The company's BRX T1 is set to be homologated for road use soon.

Supercars are great, but off-road desert bashers are even better. People are making “Safari” versions of everything under the sun, but there’s always been hardcore, purpose-built racers that are a bit more… serious.

The most obvious example is SCG’s street-legal Boot, but now another race team turned road car manufacturer is getting in on the game. Prodrive’s BRX T1 impressed everyone not only with its design penned by Ian Callum but also its fifth-place finish at the most recent Dakar Rally. Now, as Autocar reports, Prodrive says a roadgoing version is on the way, and it’s set to be even more powerful than the race car it’s based on.


The racing version of the BRX T1 is a purpose-built off-road weapon, powered by a 3.5-liter, 400-horsepower version of Ford’s EcoBoost V6. It has four-wheel drive, long-travel suspension, and it’ll do 100 miles per hour flat-out over the desert for hundreds of miles thanks to a 132-gallon endurance fuel tank. 

But Prodrive’s founder and CEO David Richards says that’s not all the platform is capable of. “When we first had the road car idea, we were thinking of building a detuned version, but since January we’ve decided to go the other way, giving it around 500bhp—even more power than the race cars—plus a sophisticated transmission and a fully designed interior,” he said in an interview with Autocar.

See, the 400-horsepower output of the EcoBoost V6 is an arbitrary limit to what the car can put out based on Dakar regulations. The twin-turbocharged Ford engine is capable of far more than that, as seen in the Ford GT supercar where its output is boosted to 660 hp. Prodrive isn’t that ambitious, but 500 hp is plenty in a rig like this.

Richards says the new car will be called the “Hunter” and besides the increased power output, the road car will likely get wider wheels and tires as the ones currently mounted to the race car are carefully regulated by the FIA and considered inadequate by Prodrive’s standards. Richards claims they are too small and vulnerable, and clearly not the right tools for the job. The reason only one of the two Prodrive BRXs finished the last Dakar Rally was not due to mechanical failure, but tire punctures.

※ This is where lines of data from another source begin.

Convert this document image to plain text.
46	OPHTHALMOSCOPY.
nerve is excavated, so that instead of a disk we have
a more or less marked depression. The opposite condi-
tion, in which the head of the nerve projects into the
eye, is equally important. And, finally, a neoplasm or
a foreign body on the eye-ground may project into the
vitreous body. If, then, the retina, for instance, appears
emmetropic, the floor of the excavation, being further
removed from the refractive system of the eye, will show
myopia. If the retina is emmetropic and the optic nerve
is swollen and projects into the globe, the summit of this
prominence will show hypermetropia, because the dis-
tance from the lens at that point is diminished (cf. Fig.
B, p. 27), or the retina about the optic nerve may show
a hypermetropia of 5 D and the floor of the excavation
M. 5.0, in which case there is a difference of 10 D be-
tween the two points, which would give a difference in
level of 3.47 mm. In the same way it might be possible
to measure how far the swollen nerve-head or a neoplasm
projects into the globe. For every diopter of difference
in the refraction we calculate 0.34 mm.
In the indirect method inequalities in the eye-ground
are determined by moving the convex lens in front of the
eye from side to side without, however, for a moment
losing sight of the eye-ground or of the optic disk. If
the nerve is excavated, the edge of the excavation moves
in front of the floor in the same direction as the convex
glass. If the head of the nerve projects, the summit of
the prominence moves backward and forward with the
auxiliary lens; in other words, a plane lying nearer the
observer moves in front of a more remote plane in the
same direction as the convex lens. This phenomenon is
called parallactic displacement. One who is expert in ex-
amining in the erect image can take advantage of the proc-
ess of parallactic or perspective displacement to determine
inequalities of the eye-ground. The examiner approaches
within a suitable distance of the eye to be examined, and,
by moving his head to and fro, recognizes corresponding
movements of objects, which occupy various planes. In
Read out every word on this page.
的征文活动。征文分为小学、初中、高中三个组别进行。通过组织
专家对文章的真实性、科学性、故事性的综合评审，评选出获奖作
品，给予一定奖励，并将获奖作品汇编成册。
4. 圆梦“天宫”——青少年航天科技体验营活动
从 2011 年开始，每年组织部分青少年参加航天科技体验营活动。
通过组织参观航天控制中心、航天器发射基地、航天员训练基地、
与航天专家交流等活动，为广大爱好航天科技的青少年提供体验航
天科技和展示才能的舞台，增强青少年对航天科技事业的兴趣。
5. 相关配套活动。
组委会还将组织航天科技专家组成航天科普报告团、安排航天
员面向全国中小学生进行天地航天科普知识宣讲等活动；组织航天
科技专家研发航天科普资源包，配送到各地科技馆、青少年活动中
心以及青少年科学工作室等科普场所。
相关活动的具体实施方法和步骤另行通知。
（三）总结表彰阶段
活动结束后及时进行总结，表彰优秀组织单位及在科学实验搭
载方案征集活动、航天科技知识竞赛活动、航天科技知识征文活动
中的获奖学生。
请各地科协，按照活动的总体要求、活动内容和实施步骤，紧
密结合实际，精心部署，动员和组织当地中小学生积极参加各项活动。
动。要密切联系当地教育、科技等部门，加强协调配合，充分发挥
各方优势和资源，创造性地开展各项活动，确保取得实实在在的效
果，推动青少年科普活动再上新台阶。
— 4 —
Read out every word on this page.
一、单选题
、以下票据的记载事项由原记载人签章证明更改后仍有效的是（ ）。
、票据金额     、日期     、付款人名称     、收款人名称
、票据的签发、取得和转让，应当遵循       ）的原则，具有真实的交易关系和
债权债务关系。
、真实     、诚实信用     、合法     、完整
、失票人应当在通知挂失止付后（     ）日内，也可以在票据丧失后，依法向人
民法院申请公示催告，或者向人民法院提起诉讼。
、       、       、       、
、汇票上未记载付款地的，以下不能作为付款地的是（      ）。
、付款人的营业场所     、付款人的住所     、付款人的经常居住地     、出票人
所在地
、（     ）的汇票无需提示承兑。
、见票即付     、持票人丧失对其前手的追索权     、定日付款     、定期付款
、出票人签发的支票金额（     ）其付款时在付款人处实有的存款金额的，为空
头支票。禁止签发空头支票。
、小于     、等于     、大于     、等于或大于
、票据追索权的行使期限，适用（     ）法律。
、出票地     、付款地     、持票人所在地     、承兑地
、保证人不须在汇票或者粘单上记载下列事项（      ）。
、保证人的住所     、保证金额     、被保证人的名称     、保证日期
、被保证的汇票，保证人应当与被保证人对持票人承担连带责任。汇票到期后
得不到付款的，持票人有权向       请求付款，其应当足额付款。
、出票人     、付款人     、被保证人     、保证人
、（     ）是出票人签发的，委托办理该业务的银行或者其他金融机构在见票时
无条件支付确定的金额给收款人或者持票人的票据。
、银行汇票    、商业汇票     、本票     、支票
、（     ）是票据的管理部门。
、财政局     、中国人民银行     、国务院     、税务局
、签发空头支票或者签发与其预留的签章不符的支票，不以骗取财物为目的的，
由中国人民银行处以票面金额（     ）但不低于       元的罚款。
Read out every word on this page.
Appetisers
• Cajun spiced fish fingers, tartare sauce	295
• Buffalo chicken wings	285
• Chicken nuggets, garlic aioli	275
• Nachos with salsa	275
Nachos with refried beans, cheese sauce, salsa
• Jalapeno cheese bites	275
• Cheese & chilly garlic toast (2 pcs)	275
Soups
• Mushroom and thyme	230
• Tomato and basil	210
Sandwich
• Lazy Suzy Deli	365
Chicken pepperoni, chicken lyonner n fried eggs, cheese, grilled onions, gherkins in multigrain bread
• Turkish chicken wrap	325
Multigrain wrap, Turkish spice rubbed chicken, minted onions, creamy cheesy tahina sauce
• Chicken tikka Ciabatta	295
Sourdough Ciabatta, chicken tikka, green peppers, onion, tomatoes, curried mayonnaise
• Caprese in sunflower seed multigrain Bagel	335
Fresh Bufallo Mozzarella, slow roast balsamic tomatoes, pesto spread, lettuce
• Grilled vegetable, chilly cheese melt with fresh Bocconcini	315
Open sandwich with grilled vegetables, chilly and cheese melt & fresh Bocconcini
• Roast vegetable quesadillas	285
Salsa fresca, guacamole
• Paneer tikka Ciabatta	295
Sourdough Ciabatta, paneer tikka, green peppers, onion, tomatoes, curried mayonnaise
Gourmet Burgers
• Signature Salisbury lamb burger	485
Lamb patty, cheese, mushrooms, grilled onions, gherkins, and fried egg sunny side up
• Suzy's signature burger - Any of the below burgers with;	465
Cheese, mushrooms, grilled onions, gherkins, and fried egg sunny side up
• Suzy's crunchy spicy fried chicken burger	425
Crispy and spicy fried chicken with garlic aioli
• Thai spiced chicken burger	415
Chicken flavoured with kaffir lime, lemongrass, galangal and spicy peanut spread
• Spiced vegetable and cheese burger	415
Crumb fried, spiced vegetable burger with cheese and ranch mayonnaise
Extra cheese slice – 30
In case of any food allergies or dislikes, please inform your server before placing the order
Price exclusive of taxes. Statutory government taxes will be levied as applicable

According to the company, a running prototype of the vehicle should be ready by the end of the year, so the car is coming soon but it will be some time before you ever get the chance to see one on the street. They’re also going to be a bit pricey at £1 million per unit, or about $1.4 million USD. If you want one by 2022, you’d best start saving your pennies; if anything, it’s nice to have options in this space.